First thing this morning on the way to work, I stopped off at the nursery to ask about The Nasty Thing On the Lawn and, hopefully, to pick up some Nasty Thingicide. Preferably the variety that works on vomitous masses. (Note: I also got some Bermuda grass killer. Take THAT, Bermuda Triangle!)
Inside the nursery, I had a conversation with a very helpful staff member that went something like this:
Me: Thanks for the Bermuda grass killer. Have you got anything that kills fungus? Because I have this really nasty thing on my lawn – it’s not like anything I’ve ever seen before, but I’m pretty sure it’s a fungus. (See what I did there? I accepted Yak the Younger’s reality and adopted it as my own!)
Helpful Staff Member: Does it look like dog vomit?
Me: (wondering if I should rename her “helpful stalker”) Yes, actually it does.
Helpful Staff Member: It’s a fungus. It’s Dog Vomit Fungus.
Me: Dog…
Helpful Staff Member: Yep. That’s actually it’s name. Pretty gross, huh?
Me: I’d go with ‘pretty accurate’ actually. Do you have anything that kills it?
Helpful Staff Member: Not specifically no, but it’s easy to get rid of. Toss some nitrogen on it and that will speed up the decay cycle. Then you just have to remove it once it dries up.
Me: So…something like Scott’s weed and feed? Just toss it on there?
Helpful Staff Member: Yeah, that would work great.
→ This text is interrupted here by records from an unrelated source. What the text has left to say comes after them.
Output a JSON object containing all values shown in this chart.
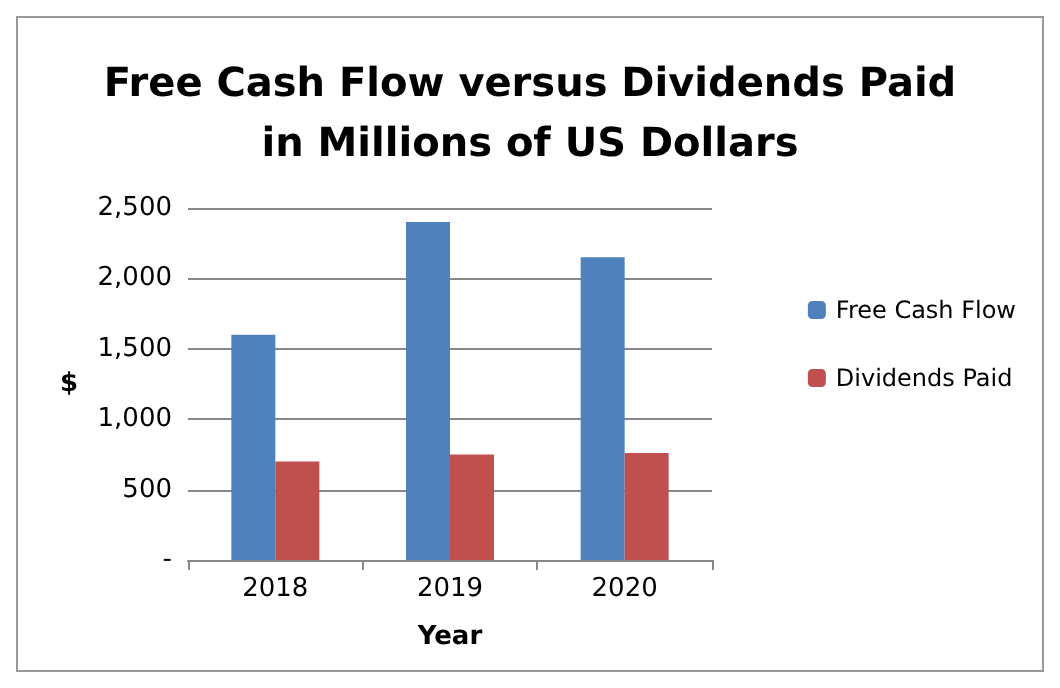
{
  "chart_data": {
    "type": "bar",
    "title": "Free Cash Flow versus Dividends Paid\nin Millions of US Dollars",
    "xlabel": "Year",
    "ylabel": "$",
    "categories": [
      "2018",
      "2019",
      "2020"
    ],
    "series": [
      {
        "name": "Free Cash Flow",
        "color": "#4f81bd",
        "values": [
          1600,
          2400,
          2150
        ]
      },
      {
        "name": "Dividends Paid",
        "color": "#c0504d",
        "values": [
          700,
          750,
          760
        ]
      }
    ],
    "ylim": [
      0,
      2500
    ],
    "yticks": [
      {
        "value": 0,
        "label": "-"
      },
      {
        "value": 500,
        "label": "500"
      },
      {
        "value": 1000,
        "label": "1,000"
      },
      {
        "value": 1500,
        "label": "1,500"
      },
      {
        "value": 2000,
        "label": "2,000"
      },
      {
        "value": 2500,
        "label": "2,500"
      }
    ],
    "grid": "y",
    "legend": "right"
  }
}
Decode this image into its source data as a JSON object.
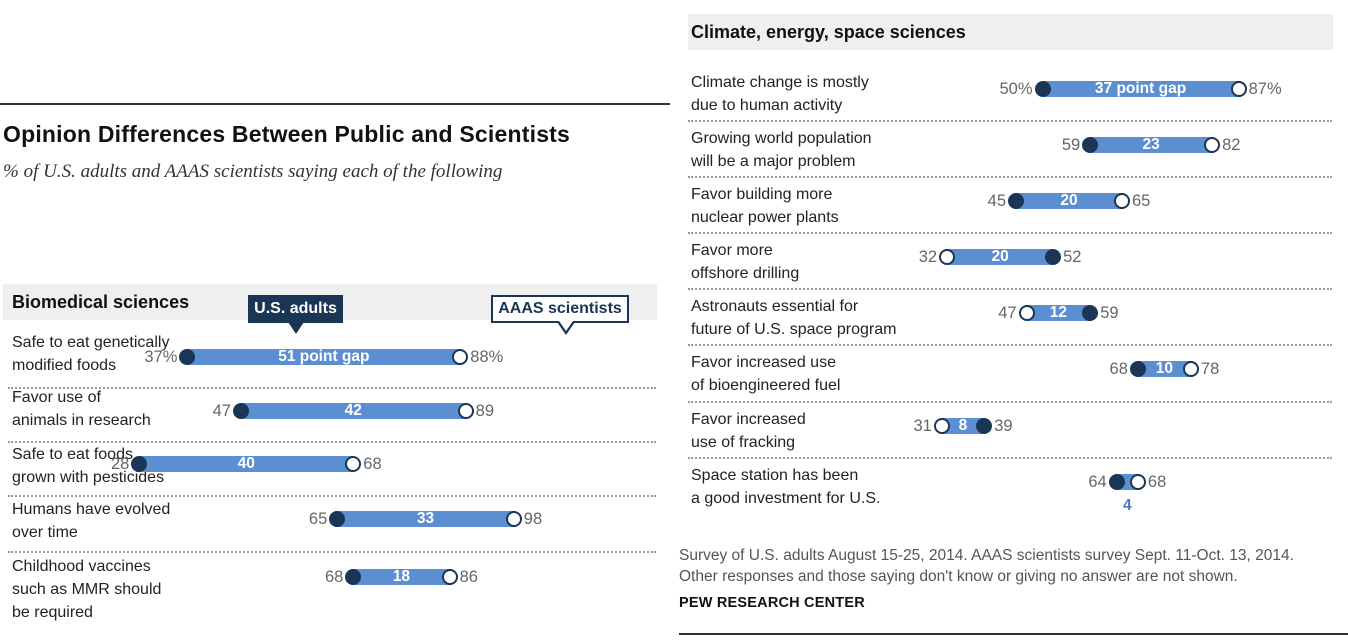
{
  "header": {
    "title": "Opinion Differences Between Public and Scientists",
    "subtitle": "% of U.S. adults and AAAS scientists saying each of the following"
  },
  "legend": {
    "adults": "U.S. adults",
    "scientists": "AAAS scientists"
  },
  "colors": {
    "bar": "#5b8fd2",
    "adults_dot": "#1b3557",
    "scientists_dot": "#ffffff",
    "section_bg": "#efeff0"
  },
  "footer": {
    "source_lines": [
      "Survey of U.S. adults August 15-25, 2014. AAAS scientists survey Sept. 11-Oct. 13, 2014.",
      "Other responses and those saying don't know or giving no answer are not shown."
    ],
    "org": "PEW RESEARCH CENTER"
  },
  "chart_data": [
    {
      "type": "dumbbell",
      "section": "Biomedical sciences",
      "series": [
        "U.S. adults",
        "AAAS scientists"
      ],
      "rows": [
        {
          "label_lines": [
            "Safe to eat genetically",
            "modified foods"
          ],
          "adults": 37,
          "scientists": 88,
          "gap": 51,
          "adults_text": "37%",
          "scientists_text": "88%",
          "gap_text": "51 point gap"
        },
        {
          "label_lines": [
            "Favor use of",
            "animals in research"
          ],
          "adults": 47,
          "scientists": 89,
          "gap": 42,
          "adults_text": "47",
          "scientists_text": "89",
          "gap_text": "42"
        },
        {
          "label_lines": [
            "Safe to eat foods",
            "grown with pesticides"
          ],
          "adults": 28,
          "scientists": 68,
          "gap": 40,
          "adults_text": "28",
          "scientists_text": "68",
          "gap_text": "40"
        },
        {
          "label_lines": [
            "Humans have evolved",
            "over time"
          ],
          "adults": 65,
          "scientists": 98,
          "gap": 33,
          "adults_text": "65",
          "scientists_text": "98",
          "gap_text": "33"
        },
        {
          "label_lines": [
            "Childhood vaccines",
            "such as MMR should",
            "be required"
          ],
          "adults": 68,
          "scientists": 86,
          "gap": 18,
          "adults_text": "68",
          "scientists_text": "86",
          "gap_text": "18"
        }
      ]
    },
    {
      "type": "dumbbell",
      "section": "Climate, energy, space sciences",
      "series": [
        "U.S. adults",
        "AAAS scientists"
      ],
      "rows": [
        {
          "label_lines": [
            "Climate change is mostly",
            "due to human activity"
          ],
          "adults": 50,
          "scientists": 87,
          "gap": 37,
          "adults_text": "50%",
          "scientists_text": "87%",
          "gap_text": "37 point gap"
        },
        {
          "label_lines": [
            "Growing world population",
            "will be a major problem"
          ],
          "adults": 59,
          "scientists": 82,
          "gap": 23,
          "adults_text": "59",
          "scientists_text": "82",
          "gap_text": "23"
        },
        {
          "label_lines": [
            "Favor building more",
            "nuclear power plants"
          ],
          "adults": 45,
          "scientists": 65,
          "gap": 20,
          "adults_text": "45",
          "scientists_text": "65",
          "gap_text": "20"
        },
        {
          "label_lines": [
            "Favor more",
            "offshore drilling"
          ],
          "adults": 52,
          "scientists": 32,
          "gap": 20,
          "adults_text": "52",
          "scientists_text": "32",
          "gap_text": "20"
        },
        {
          "label_lines": [
            "Astronauts essential for",
            "future of U.S. space program"
          ],
          "adults": 59,
          "scientists": 47,
          "gap": 12,
          "adults_text": "59",
          "scientists_text": "47",
          "gap_text": "12"
        },
        {
          "label_lines": [
            "Favor increased use",
            "of bioengineered fuel"
          ],
          "adults": 68,
          "scientists": 78,
          "gap": 10,
          "adults_text": "68",
          "scientists_text": "78",
          "gap_text": "10"
        },
        {
          "label_lines": [
            "Favor increased",
            "use of fracking"
          ],
          "adults": 39,
          "scientists": 31,
          "gap": 8,
          "adults_text": "39",
          "scientists_text": "31",
          "gap_text": "8"
        },
        {
          "label_lines": [
            "Space station has been",
            "a good investment for U.S."
          ],
          "adults": 64,
          "scientists": 68,
          "gap": 4,
          "adults_text": "64",
          "scientists_text": "68",
          "gap_text": "4"
        }
      ]
    }
  ]
}
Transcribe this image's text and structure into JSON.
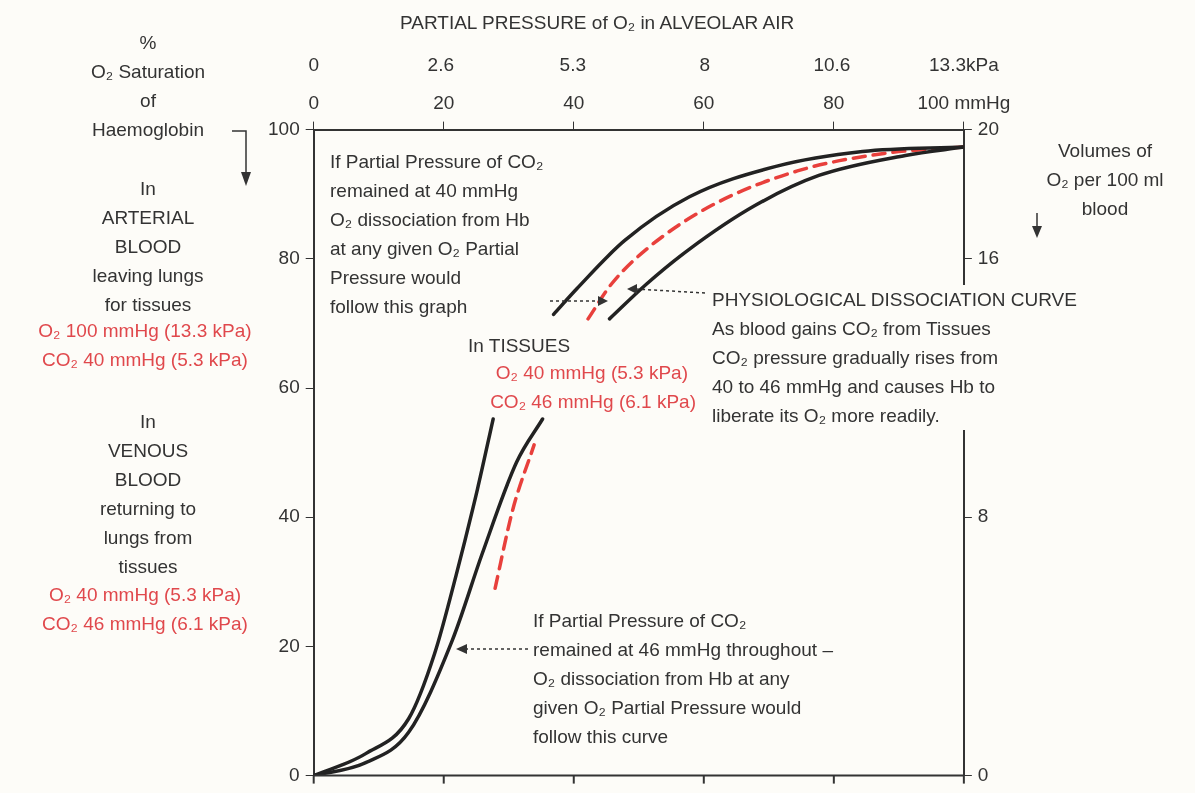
{
  "chart_data": {
    "type": "line",
    "xlabel": "PARTIAL PRESSURE of O₂ in ALVEOLAR AIR",
    "ylabel": "%\nO₂ Saturation\nof\nHaemoglobin",
    "y2label": "Volumes of\nO₂ per 100 ml\nblood",
    "xlim": [
      0,
      100
    ],
    "xticks": [
      0,
      20,
      40,
      60,
      80,
      {
        "value": 100,
        "label": "100 mmHg"
      }
    ],
    "x2lim": [
      0,
      13.3
    ],
    "x2ticks": [
      0,
      2.6,
      5.3,
      8,
      10.6,
      {
        "value": 13.3,
        "label": "13.3kPa"
      }
    ],
    "ylim": [
      0,
      100
    ],
    "yticks": [
      0,
      20,
      40,
      60,
      80,
      100
    ],
    "y2lim": [
      0,
      20
    ],
    "y2ticks": [
      0,
      8,
      16,
      20
    ],
    "grid": false,
    "legend": false,
    "marker": "none",
    "series": [
      {
        "color": "#222222",
        "line_style": "solid",
        "x": [
          0,
          8,
          14.6,
          18.6,
          21.9,
          25.2,
          27.6,
          32,
          36.9,
          40.5,
          47.8,
          57.8,
          71.1,
          84.4,
          100
        ],
        "values": [
          0,
          3.4,
          8.8,
          18.9,
          31,
          44.4,
          55.2,
          null,
          71.4,
          75.4,
          82.8,
          89.6,
          94.3,
          96.6,
          97.3
        ]
      },
      {
        "color": "#222222",
        "line_style": "solid",
        "x": [
          0,
          8,
          14.6,
          21.3,
          25.9,
          31.2,
          35.2,
          40,
          45.5,
          51.2,
          57.8,
          67.8,
          77.7,
          91,
          100
        ],
        "values": [
          0,
          2,
          6.7,
          20.9,
          34.3,
          48.5,
          55.2,
          null,
          70.7,
          76.1,
          81.5,
          88.2,
          92.9,
          96,
          97.3
        ]
      },
      {
        "color": "#e8403c",
        "line_style": "dashed",
        "x": [
          27.9,
          30.6,
          33.9,
          38,
          42.2,
          45.8,
          51.2,
          61.1,
          74.4,
          87.7,
          100
        ],
        "values": [
          29,
          41.1,
          51.2,
          null,
          70.7,
          76.1,
          81.5,
          88.2,
          93.6,
          96.3,
          97.3
        ]
      }
    ],
    "annotations": [
      {
        "text": "If Partial Pressure of CO₂\nremained at 40 mmHg\nO₂ dissociation from Hb\nat any given O₂ Partial\nPressure would\nfollow this graph"
      },
      {
        "text": "In TISSUES"
      },
      "O₂ 40 mmHg (5.3 kPa)",
      "CO₂ 46 mmHg (6.1 kPa)",
      {
        "text": "PHYSIOLOGICAL DISSOCIATION CURVE"
      },
      {
        "text": "As blood gains CO₂ from Tissues\nCO₂ pressure gradually rises from\n40 to 46 mmHg and causes Hb to\nliberate its O₂ more readily."
      },
      {
        "text": "If Partial Pressure of CO₂\nremained at 46 mmHg throughout –\nO₂ dissociation from Hb at any\ngiven O₂ Partial Pressure would\nfollow this curve"
      },
      {
        "text": "In\nARTERIAL\nBLOOD\nleaving lungs\nfor tissues"
      },
      "O₂ 100 mmHg (13.3 kPa)",
      "CO₂ 40 mmHg (5.3 kPa)",
      {
        "text": "In\nVENOUS\nBLOOD\nreturning to\nlungs from\ntissues"
      },
      "O₂ 40 mmHg (5.3 kPa)",
      "CO₂ 46 mmHg (6.1 kPa)"
    ]
  }
}
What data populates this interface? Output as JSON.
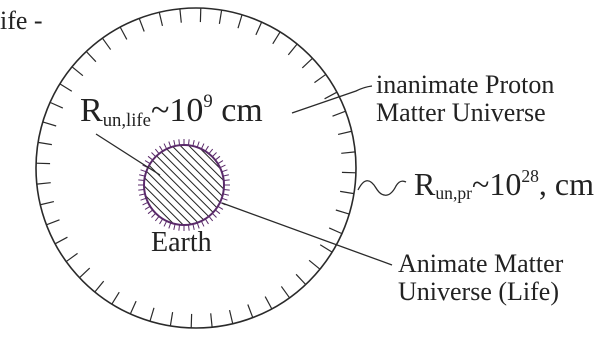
{
  "fragment": {
    "text": "ife -"
  },
  "inner_radius": {
    "symbol": "R",
    "subscript": "un,life",
    "approx": "~",
    "base": "10",
    "exponent": "9",
    "unit": " cm"
  },
  "outer_radius": {
    "symbol": "R",
    "subscript": "un,pr",
    "approx": "~",
    "base": "10",
    "exponent": "28",
    "unit": ", cm"
  },
  "earth": {
    "label": "Earth"
  },
  "proton_universe": {
    "line1": "inanimate Proton",
    "line2": "Matter Universe"
  },
  "animate_universe": {
    "line1": "Animate Matter",
    "line2": "Universe (Life)"
  },
  "colors": {
    "line": "#2a2a2a",
    "earth_outline": "#5a2a6a",
    "hatch": "#222222"
  }
}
Me: Thanks. You made my day.
And it wasn’t a lie. It’s a rare day when everyone in the Random Family gets to be right at the same time. Yak the Younger gets credit for knowing a fungus when he sees it (even though technically Dog Vomit is a slime mold), The Random Spouse gets credit for pointing out that the ice cream would, in fact, make me feel better, and I’m taking credit for knowing exactly what to do with the Nasty Thing On the Lawn…even if I got there by accident.